Lumacaftor as a potential repurposed drug in targeting breast cancer stem cells: insights from in silico study.

Abstract

Breast cancer stem cells (BCSCs) are a small subset of cells within breast tumors with characteristics similar to normal stem cells. Despite advancements in chemotherapy and targeted therapy for breast cancer, the prognosis for breast cancer patients has remained poor due to drug resistance, reoccurrence, and metastasis. Growing evidence suggests that deregulation of the self-renewal pathways, like the Wnt signaling pathway mediated by β-catenin, plays a crucial role in the survival of breast cancer stem cells.

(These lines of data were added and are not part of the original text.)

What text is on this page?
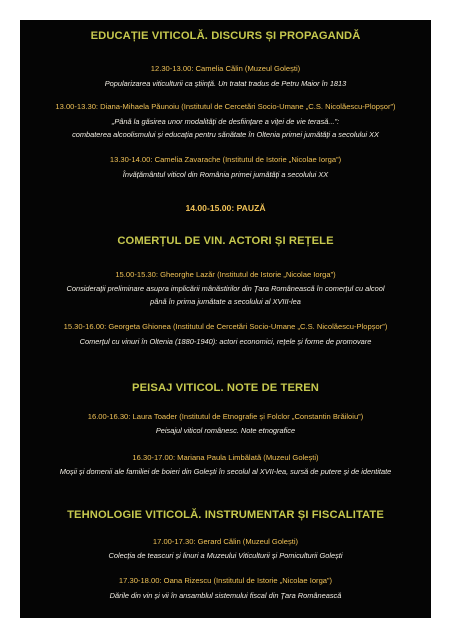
EDUCAȚIE VITICOLĂ. DISCURS ȘI PROPAGANDĂ
12.30-13.00: Camelia Călin (Muzeul Golești)
Popularizarea viticulturii ca știință. Un tratat tradus de Petru Maior în 1813
13.00-13.30: Diana-Mihaela Păunoiu (Institutul de Cercetări Socio-Umane „C.S. Nicolăescu-Plopșor”)
„Până la găsirea unor modalități de desființare a viței de vie terasă...”:
combaterea alcoolismului și educația pentru sănătate în Oltenia primei jumătăți a secolului XX
13.30-14.00: Camelia Zavarache (Institutul de Istorie „Nicolae Iorga”)
Învățământul viticol din România primei jumătăți a secolului XX
14.00-15.00: PAUZĂ
COMERȚUL DE VIN. ACTORI ȘI REȚELE
15.00-15.30: Gheorghe Lazăr (Institutul de Istorie „Nicolae Iorga”)
Considerații preliminare asupra implicării mânăstirilor din Țara Românească în comerțul cu alcool
până în prima jumătate a secolului al XVIII-lea
15.30-16.00: Georgeta Ghionea (Institutul de Cercetări Socio-Umane „C.S. Nicolăescu-Plopșor”)
Comerțul cu vinuri în Oltenia (1880-1940): actori economici, rețele și forme de promovare
PEISAJ VITICOL. NOTE DE TEREN
16.00-16.30: Laura Toader (Institutul de Etnografie și Folclor „Constantin Brăiloiu”)
Peisajul viticol românesc. Note etnografice
16.30-17.00: Mariana Paula Limbălată (Muzeul Golești)
Moșii și domenii ale familiei de boieri din Golești în secolul al XVII-lea, sursă de putere și de identitate
TEHNOLOGIE VITICOLĂ. INSTRUMENTAR ȘI FISCALITATE
17.00-17.30: Gerard Călin (Muzeul Golești)
Colecția de teascuri și linuri a Muzeului Viticulturii și Pomiculturii Golești
17.30-18.00: Oana Rizescu (Institutul de Istorie „Nicolae Iorga”)
Dările din vin și vii în ansamblul sistemului fiscal din Țara Românească
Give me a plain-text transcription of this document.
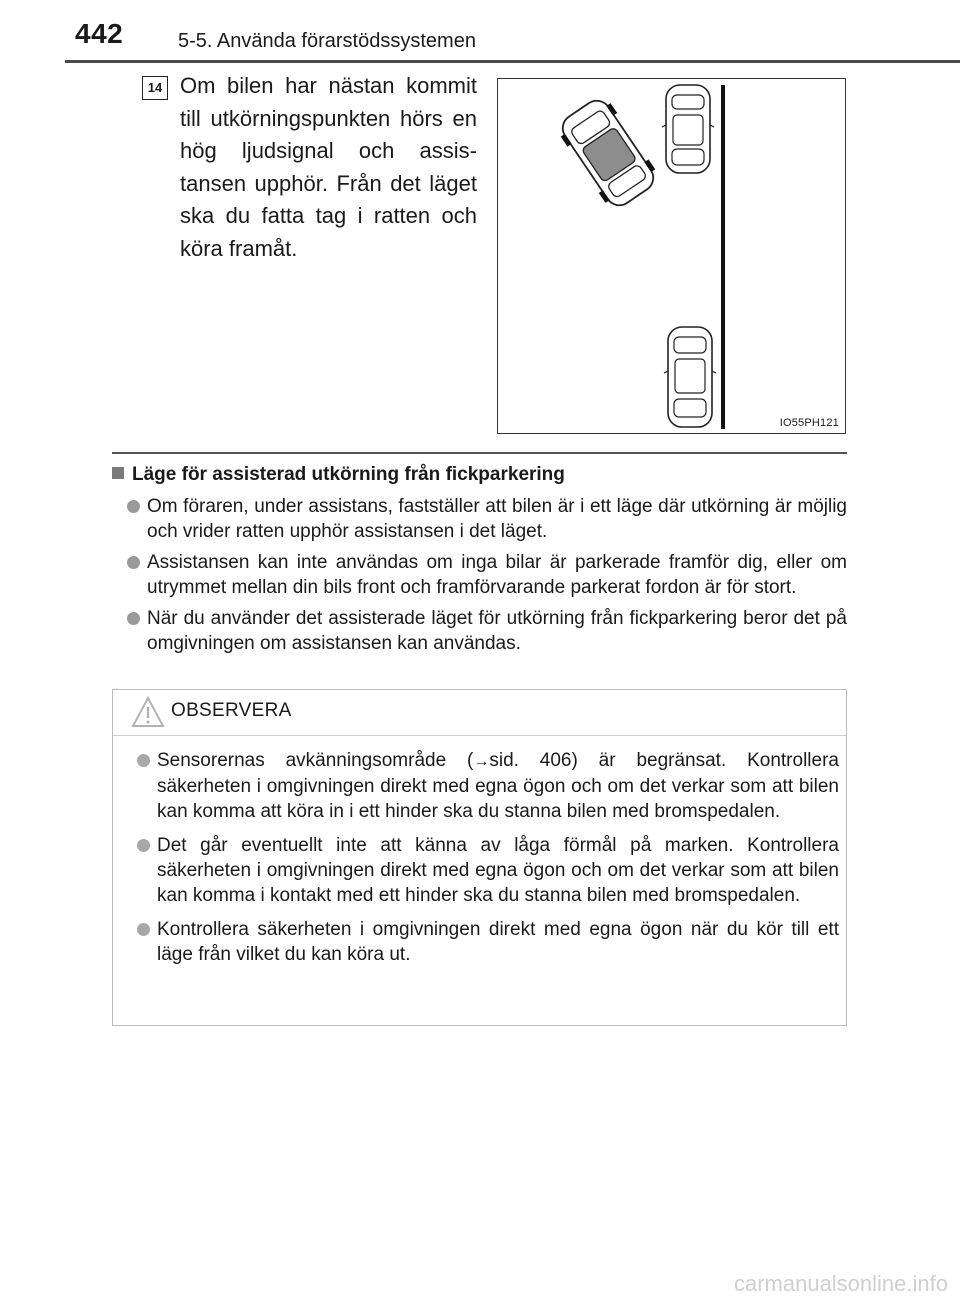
442	5-5. Använda förarstödssystemen
14 Om bilen har nästan kommit till utkörningspunkten hörs en hög ljudsignal och assistansen upphör. Från det läget ska du fatta tag i ratten och köra framåt.
IO55PH121
Läge för assisterad utkörning från fickparkering
Om föraren, under assistans, fastställer att bilen är i ett läge där utkörning är möjlig och vrider ratten upphör assistansen i det läget.
Assistansen kan inte användas om inga bilar är parkerade framför dig, eller om utrymmet mellan din bils front och framförvarande parkerat fordon är för stort.
När du använder det assisterade läget för utkörning från fickparkering beror det på omgivningen om assistansen kan användas.
OBSERVERA
Sensorernas avkänningsområde (→sid. 406) är begränsat. Kontrollera säkerheten i omgivningen direkt med egna ögon och om det verkar som att bilen kan komma att köra in i ett hinder ska du stanna bilen med bromspedalen.
Det går eventuellt inte att känna av låga förmål på marken. Kontrollera säkerheten i omgivningen direkt med egna ögon och om det verkar som att bilen kan komma i kontakt med ett hinder ska du stanna bilen med bromspedalen.
Kontrollera säkerheten i omgivningen direkt med egna ögon när du kör till ett läge från vilket du kan köra ut.
carmanualsonline.info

Targeting the Wnt signaling pathway in breast cancer stem cells offers a promising avenue for developing effective therapeutic strategies targeting these cells, potentially leading to improved patient outcomes and reduced tumor recurrence. For this purpose, we have screened a 1615 FDA-approved drug library against our target protein, β-catenin, which is involved in the Wnt signaling pathway using molecular docking analysis, molecular dynamics (MD) simulations, and molecular mechanics Poisson-Boltzmann surface area (MM/PBSA) calculations. Molecular docking studies showed that the Lumacaftor- β-catenin complex had the lowest docking score of - 8.7kcal/mol towards β-catenin protein than the reference inhibitor. Molecular dynamic simulations and MM/PBSA calculations were also performed for the Lumacaftor-β-catenin complex to establish the stability of the interactions involved. Considering its promising attributes and encouraging results, Lumacaftor holds significant potential as a novel therapeutic option to target BCSCs. This study opens avenues for further investigation and may pave the way for developing therapeutic potential in breast cancer treatment. Further confirmation is warranted through in vitro and clinical studies to validate the findings of this study.